At first glance the works of Anne Carnein and Chris Duncan might appear to have little in common. Carnein’s sculpture is organic, literally rooted, often colored in umber shades. The materials – cloth and thread – seem natural, and intended to reflect nature. Like plants, the sculptures search out the light or push their way down into the earth.
Duncan’s work in paper, cardboard and resin is bright and artificially colored. The surfaces are shiny and industrial. The sculptures start from the floor and lurch or twist up. The forms originate in geometry and the language of constructed sculpture. What do they have to do with nature, and what do they have to do with Anne Carnein’s work?

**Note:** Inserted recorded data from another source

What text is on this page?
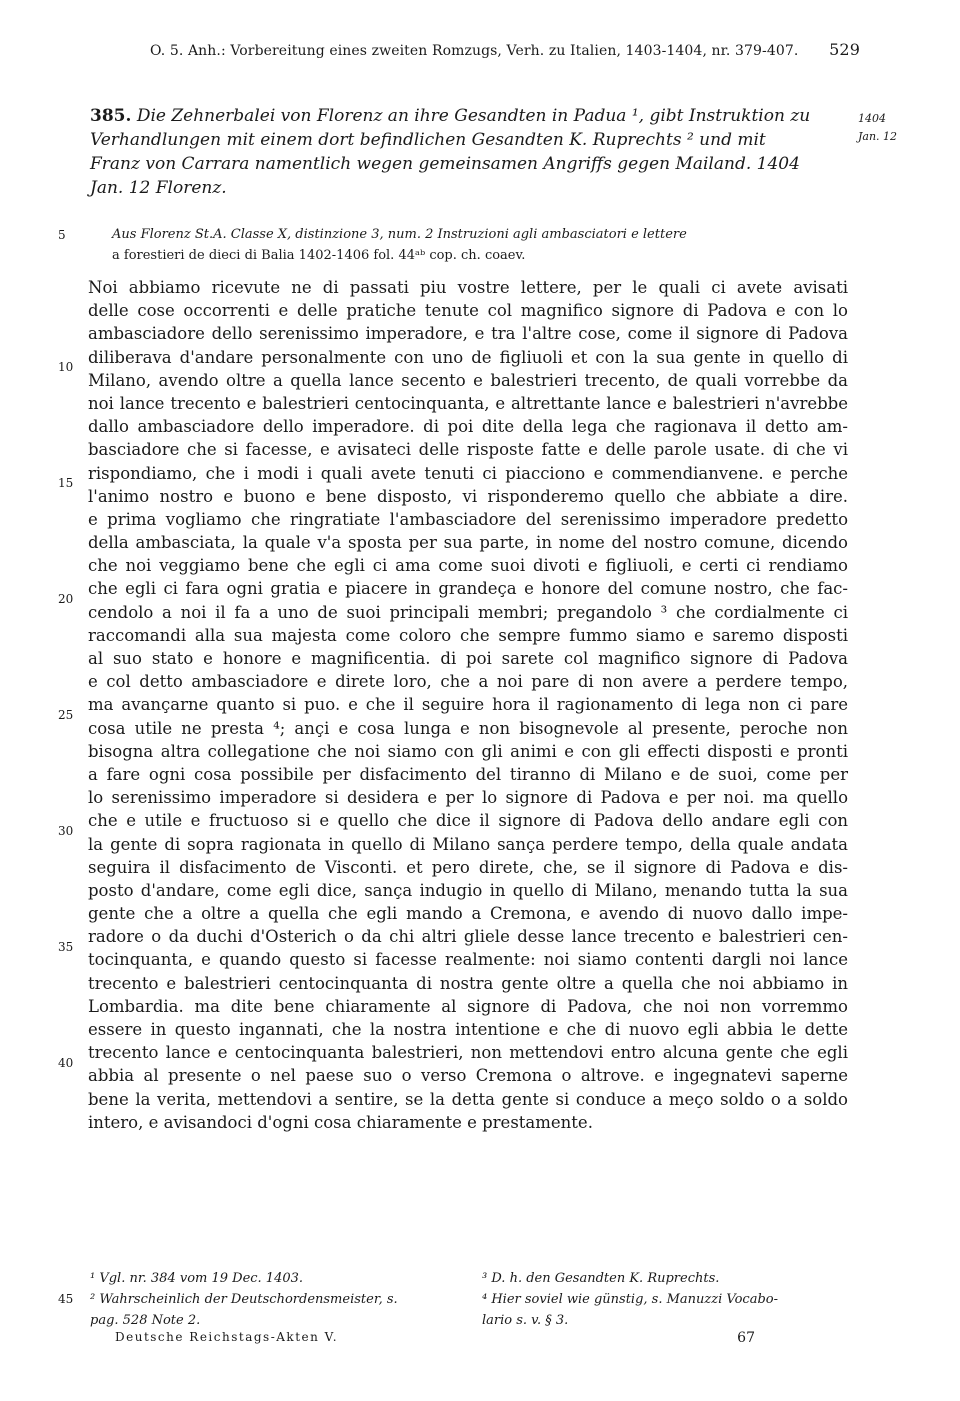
O. 5. Anh.: Vorbereitung eines zweiten Romzugs, Verh. zu Italien, 1403-1404, nr. 379-407. 529
385. Die Zehnerbalei von Florenz an ihre Gesandten in Padua ¹, gibt Instruktion zu
Verhandlungen mit einem dort befindlichen Gesandten K. Ruprechts ² und mit
Franz von Carrara namentlich wegen gemeinsamen Angriffs gegen Mailand. 1404
Jan. 12 Florenz.
1404
Jan. 12
5	Aus Florenz St.A. Classe X, distinzione 3, num. 2 Instruzioni agli ambasciatori e lettere
a forestieri de dieci di Balia 1402-1406 fol. 44ᵃᵇ cop. ch. coaev.
10
15
20
25
30
35
40
45
Noi abbiamo ricevute ne di passati piu vostre lettere, per le quali ci avete avisati
delle cose occorrenti e delle pratiche tenute col magnifico signore di Padova e con lo
ambasciadore dello serenissimo imperadore, e tra l'altre cose, come il signore di Padova
diliberava d'andare personalmente con uno de figliuoli et con la sua gente in quello di
Milano, avendo oltre a quella lance secento e balestrieri trecento, de quali vorrebbe da
noi lance trecento e balestrieri centocinquanta, e altrettante lance e balestrieri n'avrebbe
dallo ambasciadore dello imperadore. di poi dite della lega che ragionava il detto am-
basciadore che si facesse, e avisateci delle risposte fatte e delle parole usate. di che vi
rispondiamo, che i modi i quali avete tenuti ci piacciono e commendianvene. e perche
l'animo nostro e buono e bene disposto, vi risponderemo quello che abbiate a dire.
e prima vogliamo che ringratiate l'ambasciadore del serenissimo imperadore predetto
della ambasciata, la quale v'a sposta per sua parte, in nome del nostro comune, dicendo
che noi veggiamo bene che egli ci ama come suoi divoti e figliuoli, e certi ci rendiamo
che egli ci fara ogni gratia e piacere in grandeça e honore del comune nostro, che fac-
cendolo a noi il fa a uno de suoi principali membri; pregandolo ³ che cordialmente ci
raccomandi alla sua majesta come coloro che sempre fummo siamo e saremo disposti
al suo stato e honore e magnificentia. di poi sarete col magnifico signore di Padova
e col detto ambasciadore e direte loro, che a noi pare di non avere a perdere tempo,
ma avançarne quanto si puo. e che il seguire hora il ragionamento di lega non ci pare
cosa utile ne presta ⁴; ançi e cosa lunga e non bisognevole al presente, peroche non
bisogna altra collegatione che noi siamo con gli animi e con gli effecti disposti e pronti
a fare ogni cosa possibile per disfacimento del tiranno di Milano e de suoi, come per
lo serenissimo imperadore si desidera e per lo signore di Padova e per noi. ma quello
che e utile e fructuoso si e quello che dice il signore di Padova dello andare egli con
la gente di sopra ragionata in quello di Milano sança perdere tempo, della quale andata
seguira il disfacimento de Visconti. et pero direte, che, se il signore di Padova e dis-
posto d'andare, come egli dice, sança indugio in quello di Milano, menando tutta la sua
gente che a oltre a quella che egli mando a Cremona, e avendo di nuovo dallo impe-
radore o da duchi d'Osterich o da chi altri gliele desse lance trecento e balestrieri cen-
tocinquanta, e quando questo si facesse realmente: noi siamo contenti dargli noi lance
trecento e balestrieri centocinquanta di nostra gente oltre a quella che noi abbiamo in
Lombardia. ma dite bene chiaramente al signore di Padova, che noi non vorremmo
essere in questo ingannati, che la nostra intentione e che di nuovo egli abbia le dette
trecento lance e centocinquanta balestrieri, non mettendovi entro alcuna gente che egli
abbia al presente o nel paese suo o verso Cremona o altrove. e ingegnatevi saperne
bene la verita, mettendovi a sentire, se la detta gente si conduce a meço soldo o a soldo
intero, e avisandoci d'ogni cosa chiaramente e prestamente.
¹ Vgl. nr. 384 vom 19 Dec. 1403.	³ D. h. den Gesandten K. Ruprechts.
² Wahrscheinlich der Deutschordensmeister, s.	⁴ Hier soviel wie günstig, s. Manuzzi Vocabo-
pag. 528 Note 2.	lario s. v. § 3.
Deutsche Reichstags-Akten V.	67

Well…both artists have a studio-based practice. Both make objects that are hand built and mostly low-tech. Their sculptures are constructed, assembled from parts. They emphasize materiality. In Carnein’s sculptures, close inspection reveals a patchwork of fabric, color, and detailed stitching, creating surfaces and forms far more complex than they first appear. Duncan’s sculptures have torn and cut edges and visible hardware located casually throughout. Color is layered on, and surfaces switch from painted and epoxied to raw and exposed.
Both artists work and re-work materials and images looking for a structure that’s visually satisfying, layered, and open to different meanings. Both create sculptures that are intended to encompass and perhaps evoke feelings, sensations, memories. You could say that both artists value a kind of tension between the raw and the cooked. They each require an immediacy in their particular working process that allows for response to the way a work looks and feels; to qualities of gravity, balance, and surface that make sense visually, physically and emotionally. They value both rationality and passion, structure and gesture. And in the end they each want to be at least a little bit surprised.